Virtual and Realworld Art rubs shoulders at Ten Cubed

1st of February 2008 by conor

Haydn Shaughnessy has just launched the virtual art gallery Ten Cubed in Second Life. As a confirmed SL cynic, I wasn’t sure what to expect from this. However Haydn is one of the smartest guys around in media, tech and journalism so it had to be worth a look.


I have to say it’s pretty damned awesome. The idea is radical but seems like a logical progression from e-commerce to v-commerce. You walk around a virtual gallery and look at the art hanging on the walls. Some of it exists in the “real world”, some of it only in Second Life. But here’s the twist – you can buy either!

I initially didn’t understand the concept of buying virtual art but there are tons of companies with their own “offices” in SL who are spending hundreds of thousands of dollars getting them built. As with real buildings, these can only be improved with the addition of art.

The advantage on the real-world side is that you can get a much better sense of the art hanging on a wall in 3-D than you can looking at flat scans on a web-site.

Now I have all the artistic sensibilities of a corpse but there is some fantastic stuff in the gallery. I saw some of it when Haydn had the Gallery in Harbour View and it impresses just as much in a virtual setting. The other thing which is very obvious is the intelligent design of Ten Cubed. You have none of that usual 3-D world “where do I go?”. You are naturally guided in particular directions.

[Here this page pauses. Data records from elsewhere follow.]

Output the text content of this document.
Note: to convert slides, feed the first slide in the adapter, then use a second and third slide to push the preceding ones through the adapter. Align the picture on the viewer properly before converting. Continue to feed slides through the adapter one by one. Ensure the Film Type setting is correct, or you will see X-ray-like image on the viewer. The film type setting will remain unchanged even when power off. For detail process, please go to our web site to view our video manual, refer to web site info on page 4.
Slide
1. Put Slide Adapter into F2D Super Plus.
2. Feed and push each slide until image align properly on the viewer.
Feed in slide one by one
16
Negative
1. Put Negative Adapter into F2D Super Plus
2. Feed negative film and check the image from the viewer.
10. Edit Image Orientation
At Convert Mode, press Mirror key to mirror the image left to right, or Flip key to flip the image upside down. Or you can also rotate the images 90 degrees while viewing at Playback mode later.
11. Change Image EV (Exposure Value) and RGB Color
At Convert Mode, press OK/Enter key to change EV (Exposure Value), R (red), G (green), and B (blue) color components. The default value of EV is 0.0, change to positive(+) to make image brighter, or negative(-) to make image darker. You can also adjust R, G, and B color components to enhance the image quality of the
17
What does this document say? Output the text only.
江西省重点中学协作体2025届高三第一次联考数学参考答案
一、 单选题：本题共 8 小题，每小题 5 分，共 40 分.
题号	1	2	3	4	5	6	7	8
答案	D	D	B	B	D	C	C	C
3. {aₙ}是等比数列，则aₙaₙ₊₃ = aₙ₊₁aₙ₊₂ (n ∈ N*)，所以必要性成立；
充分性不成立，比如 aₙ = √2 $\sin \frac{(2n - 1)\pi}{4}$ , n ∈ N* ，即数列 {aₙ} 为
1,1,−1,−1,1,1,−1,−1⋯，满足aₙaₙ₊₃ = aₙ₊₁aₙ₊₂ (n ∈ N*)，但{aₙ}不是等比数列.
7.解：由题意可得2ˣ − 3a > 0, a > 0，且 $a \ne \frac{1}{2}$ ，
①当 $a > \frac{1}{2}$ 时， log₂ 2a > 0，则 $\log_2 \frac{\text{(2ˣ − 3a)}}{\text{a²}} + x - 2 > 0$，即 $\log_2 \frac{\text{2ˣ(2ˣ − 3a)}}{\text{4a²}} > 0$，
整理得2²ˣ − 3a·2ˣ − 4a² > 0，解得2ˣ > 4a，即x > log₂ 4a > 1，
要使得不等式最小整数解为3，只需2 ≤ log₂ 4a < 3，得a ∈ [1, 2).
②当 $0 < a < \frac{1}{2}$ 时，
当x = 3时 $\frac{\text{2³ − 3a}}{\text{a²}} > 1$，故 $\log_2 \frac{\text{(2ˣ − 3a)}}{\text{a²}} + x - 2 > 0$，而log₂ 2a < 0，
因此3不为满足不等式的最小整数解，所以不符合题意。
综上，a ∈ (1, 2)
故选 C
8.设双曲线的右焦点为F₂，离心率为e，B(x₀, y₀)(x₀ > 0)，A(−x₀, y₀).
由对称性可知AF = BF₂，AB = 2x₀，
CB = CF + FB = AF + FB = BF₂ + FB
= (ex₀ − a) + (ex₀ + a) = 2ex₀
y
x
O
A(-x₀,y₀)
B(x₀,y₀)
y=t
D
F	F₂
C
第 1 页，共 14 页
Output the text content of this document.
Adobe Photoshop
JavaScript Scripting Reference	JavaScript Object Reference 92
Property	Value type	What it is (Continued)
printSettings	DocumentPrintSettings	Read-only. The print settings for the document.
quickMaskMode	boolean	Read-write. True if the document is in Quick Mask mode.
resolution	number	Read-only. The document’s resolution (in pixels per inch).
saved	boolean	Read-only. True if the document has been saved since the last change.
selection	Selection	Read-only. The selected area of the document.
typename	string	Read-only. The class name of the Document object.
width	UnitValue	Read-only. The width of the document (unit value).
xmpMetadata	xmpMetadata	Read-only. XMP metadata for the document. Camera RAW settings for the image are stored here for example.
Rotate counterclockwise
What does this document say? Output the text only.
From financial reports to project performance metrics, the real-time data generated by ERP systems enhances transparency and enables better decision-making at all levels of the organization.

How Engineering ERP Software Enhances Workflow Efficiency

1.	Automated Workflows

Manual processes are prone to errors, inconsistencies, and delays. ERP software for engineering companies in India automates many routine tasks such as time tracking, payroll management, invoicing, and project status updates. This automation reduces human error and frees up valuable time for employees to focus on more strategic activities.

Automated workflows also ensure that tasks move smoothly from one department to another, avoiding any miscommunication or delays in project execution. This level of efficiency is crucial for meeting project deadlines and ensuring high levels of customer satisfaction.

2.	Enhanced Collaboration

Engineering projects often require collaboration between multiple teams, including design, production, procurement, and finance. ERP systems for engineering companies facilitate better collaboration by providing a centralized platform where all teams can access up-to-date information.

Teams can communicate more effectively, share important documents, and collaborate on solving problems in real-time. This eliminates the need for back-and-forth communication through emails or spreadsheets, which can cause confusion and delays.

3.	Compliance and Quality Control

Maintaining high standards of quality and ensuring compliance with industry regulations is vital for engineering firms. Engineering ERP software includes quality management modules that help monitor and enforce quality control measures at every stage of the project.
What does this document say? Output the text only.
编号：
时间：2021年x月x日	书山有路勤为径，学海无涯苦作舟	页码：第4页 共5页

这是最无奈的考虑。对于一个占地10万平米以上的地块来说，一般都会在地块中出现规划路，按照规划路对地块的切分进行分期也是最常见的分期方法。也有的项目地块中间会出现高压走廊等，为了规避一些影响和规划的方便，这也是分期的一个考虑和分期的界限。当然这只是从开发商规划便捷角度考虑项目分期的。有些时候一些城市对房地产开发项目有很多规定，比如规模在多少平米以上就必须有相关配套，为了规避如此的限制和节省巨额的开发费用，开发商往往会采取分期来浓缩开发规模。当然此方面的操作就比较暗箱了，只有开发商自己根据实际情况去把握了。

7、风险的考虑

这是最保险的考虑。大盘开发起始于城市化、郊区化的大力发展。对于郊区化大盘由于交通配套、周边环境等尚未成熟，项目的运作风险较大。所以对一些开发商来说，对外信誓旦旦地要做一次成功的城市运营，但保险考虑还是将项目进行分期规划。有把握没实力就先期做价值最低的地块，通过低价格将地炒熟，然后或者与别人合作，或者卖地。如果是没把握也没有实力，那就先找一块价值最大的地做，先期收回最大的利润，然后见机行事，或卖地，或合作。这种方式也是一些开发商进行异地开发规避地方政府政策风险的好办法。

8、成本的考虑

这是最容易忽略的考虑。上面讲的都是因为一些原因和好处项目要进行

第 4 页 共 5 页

Even if you just want to see what eBay might look like in five years time, it is well worth your while checking this out.

6 Responses to “Virtual and Realworld Art rubs shoulders at Ten Cubed”

Thanks for those kind words – I too am a Second Life sceptic but recently I got talking with Robert Lai who runs the Chinese Cyber Recreation District.

Robert’s job is to get 150 million Chinese families and businesses into virtual worlds by October 2010. In Korea over 70% of the population are already in virtual worlds. Purely from the point of view of where commerce is headed, as we increasingly need to save on travel and other carbon output activities, virtual worlds make sense.

But they are also far better interfaces than the keyboard is. True right now we manipulate avatars through keyboards but that’s fast disappearing – a voice presence is normal and natural and we’ll no doubt go to joysticks and then pure movement, as with the Wii. People who type into the computer to reach me on the web will be redundant in five years time.

We’re also engaged more and more in an economy based around creativity and imagination. In a virtual world you can understand that better.

One of the things Ten Cubed is doing is to sell totally intangible assets – simulations. We have art work in signed and numbered editions that we believe will become part of a new series of market for intangibles – they exist in virtuality and to a certain extent in the imagination. I think these will be products of the future and I can well imagine going to auctions in three years time to bid on works of value that have no physical reality.

Oh you really grabbed me with the Wii mention there! Dennis Howlett recently linked to an awesome video demo by some SAP people of using the controllers with business visualisation software. I’ll see if I can dig it out. We’re only scratching the surface of what can be done with UIs.

Yes, awesome.

I’ve been having some of this debate also over at the guardian blogs – their arts reviewer picked up the launch – people there are saying art is best viewed on a website rather than in a 3D world. I can hardly believe it. catch_of_the_day_second_lifes.html

I’m struggling to work out how they could be right . On the wii my kids each have about 20 avatars each – they have a new hobby – making avatars. We have to hydrate them after half an hour of playing they are so into the movement.

I can’t imagine this isn’t going to be the UI very soon on the web – all that wil stop it is Linden Labs incompetence at dealing with the development of their platform.

Are they serious? But you can’t even get a sense of the scale of a piece on a web-site, let alone get a feeling for how it looks in-context.

I think my daughter prefers just creating Miis than playing the games. Wii controller shows what is possible with off the shelf technology and some smart thinking (ditto the DS). Sony has a lot to learn from Nintendo.